Challenges for Efficient Query Processing in the Semantic Web
University:Universidad Simón Bolívar, Caracas, Venezuela
Time:4:00pm (coffee: 3:30)
In the context of the Semantic Web, a large number of huge RDF linked datasets have become available, and this number keeps growing. Simultaneously, scalable RDF engines that follow the traditional optimize-then-execute paradigm have been developed to locally access RDF data, and SPARQL endpoints have been implemented for remote query processing. Although queries against locally stored data can be efficiently executed, remote query executions may frequently be unsuccessful. First, the most efficient RDF engines rely their query processing algorithms on physical access and storage structures that are locally stored; however, because of the size of existing linked datasets, loading the data and their links is not always feasible. Second, remote linked data query processing can be extremely costly because of the lack of query planning; also, current techniques are not adaptable to unpredictable data transfers or data availability, thus, executions can be unsuccessful.

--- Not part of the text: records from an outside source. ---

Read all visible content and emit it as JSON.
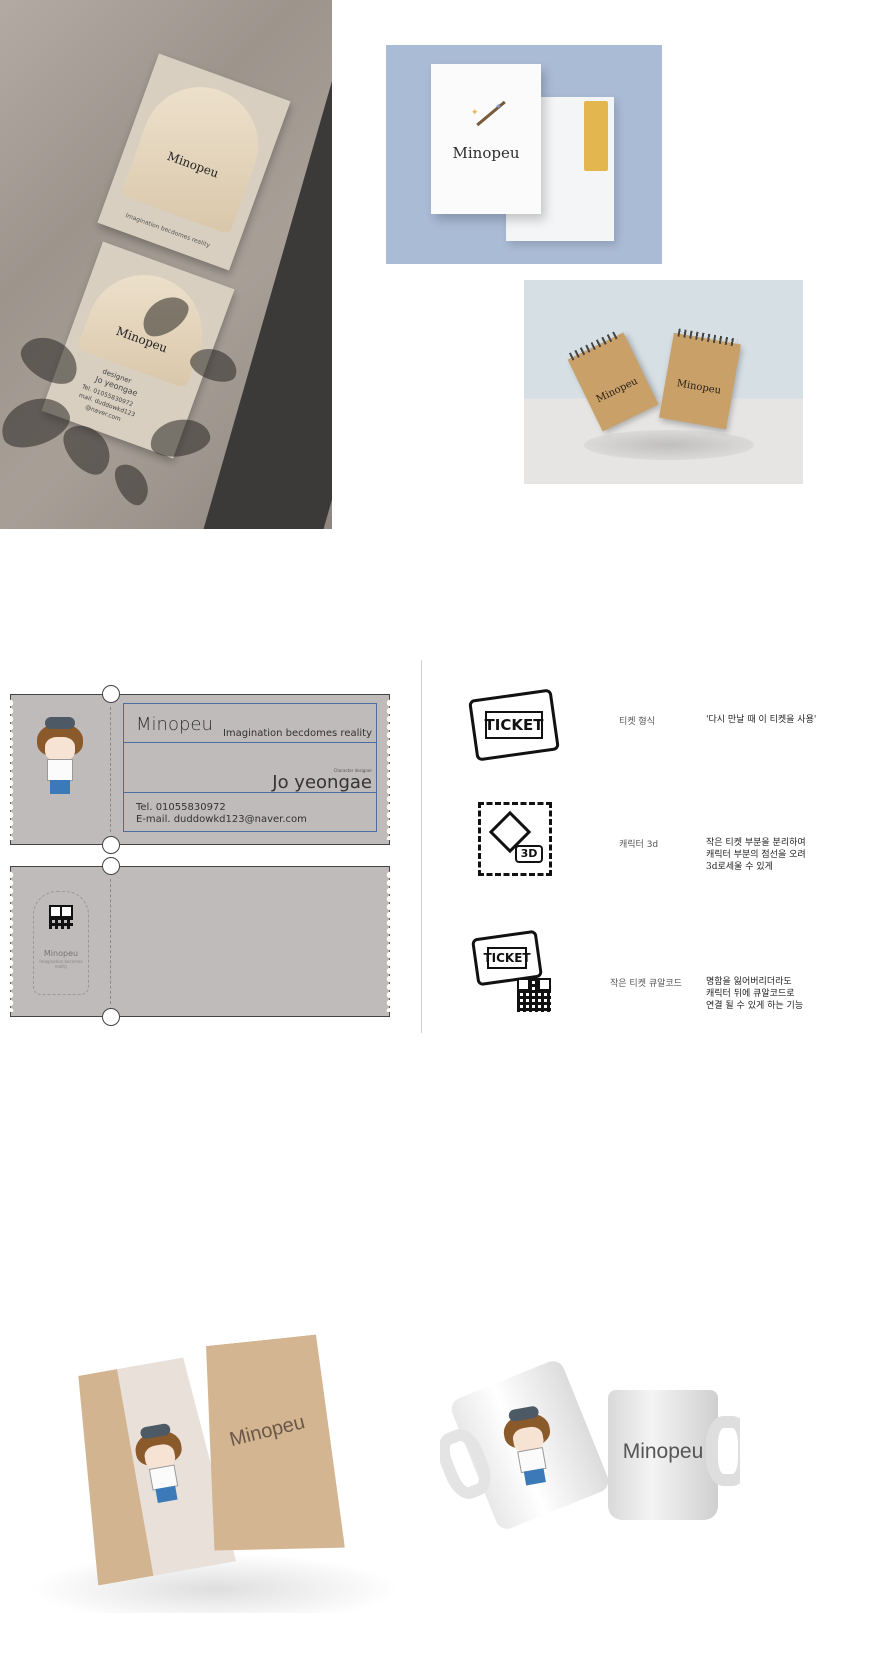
{
  "mockups": {
    "business_card": {
      "brand": "Minopeu",
      "tagline": "Imagination becdomes reality",
      "back_brand": "Minopeu",
      "back_role": "designer",
      "back_name": "Jo yeongae",
      "back_tel": "Tel. 01055830972",
      "back_email": "mail. duddowkd123",
      "back_domain": "@naver.com"
    },
    "envelope": {
      "brand": "Minopeu",
      "background_color": "#aabbd6",
      "seal_color": "#e3b64f"
    },
    "notebook": {
      "left_label": "Minopeu",
      "right_label": "Minopeu",
      "pad_color": "#c9a068"
    }
  },
  "ticket": {
    "brand": "Minopeu",
    "tagline": "Imagination becdomes reality",
    "role": "Character designer",
    "name": "Jo yeongae",
    "tel": "Tel. 01055830972",
    "email": "E-mail. duddowkd123@naver.com",
    "back_brand": "Minopeu",
    "back_tagline": "Imagination becomes reality",
    "ticket_color": "#bebbba",
    "frame_color": "#4a6ea0"
  },
  "legend": [
    {
      "icon": "ticket-icon",
      "icon_text": "TICKET",
      "label": "티켓 형식",
      "desc": "'다시 만날 때 이 티켓을 사용'"
    },
    {
      "icon": "cube-3d-icon",
      "icon_text": "3D",
      "label": "캐릭터 3d",
      "desc": "작은 티켓 부분을 분리하여\n캐릭터 부분의 점선을 오려\n3d로세울 수 있게"
    },
    {
      "icon": "ticket-qr-icon",
      "icon_text": "TICKET",
      "label": "작은 티켓 큐알코드",
      "desc": "명함을 잃어버리더라도\n캐릭터 뒤에 큐알코드로\n연결 될 수 있게 하는 기능"
    }
  ],
  "products": {
    "pouch_label": "Minopeu",
    "mug_label": "Minopeu",
    "pouch_color": "#d4b592"
  }
}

In this talk, I will describe both optimize-then-execute techniques and adaptive query processing strategies that have been developed to access RDF data; linked RDF datasets will be used to illustrate the performance of the proposed approaches. In the first part of the talk, query optimization and execution techniques to access locally stored RDF data will be described. These techniques are able to rewrite complex queries into queries comprised of small-sized star-shaped sub-queries; optimized queries not only are able to reduce execution time, but they can benefit from caching data during query execution. These plans can speed up execution time by up to three orders of magnitude, while original queries may exhibit poor performance. In the second part, I will describe ANAPSID, an adaptive query engine for SPARQL endpoints that adapts query execution schedulers to data availability and run-time conditions when data is remotely accessed. ANAPSID provides physical SPARQL operators that detect when a source becomes blocked or data traffic is bursty, and opportunistically, the operators produce results as quickly as data arrives from the endpoints. ANAPSID performance will be compared with respect to RDF stores and endpoints; experimental results will show that ANAPSID can speed up execution time, in some cases, in more than one order of magnitude.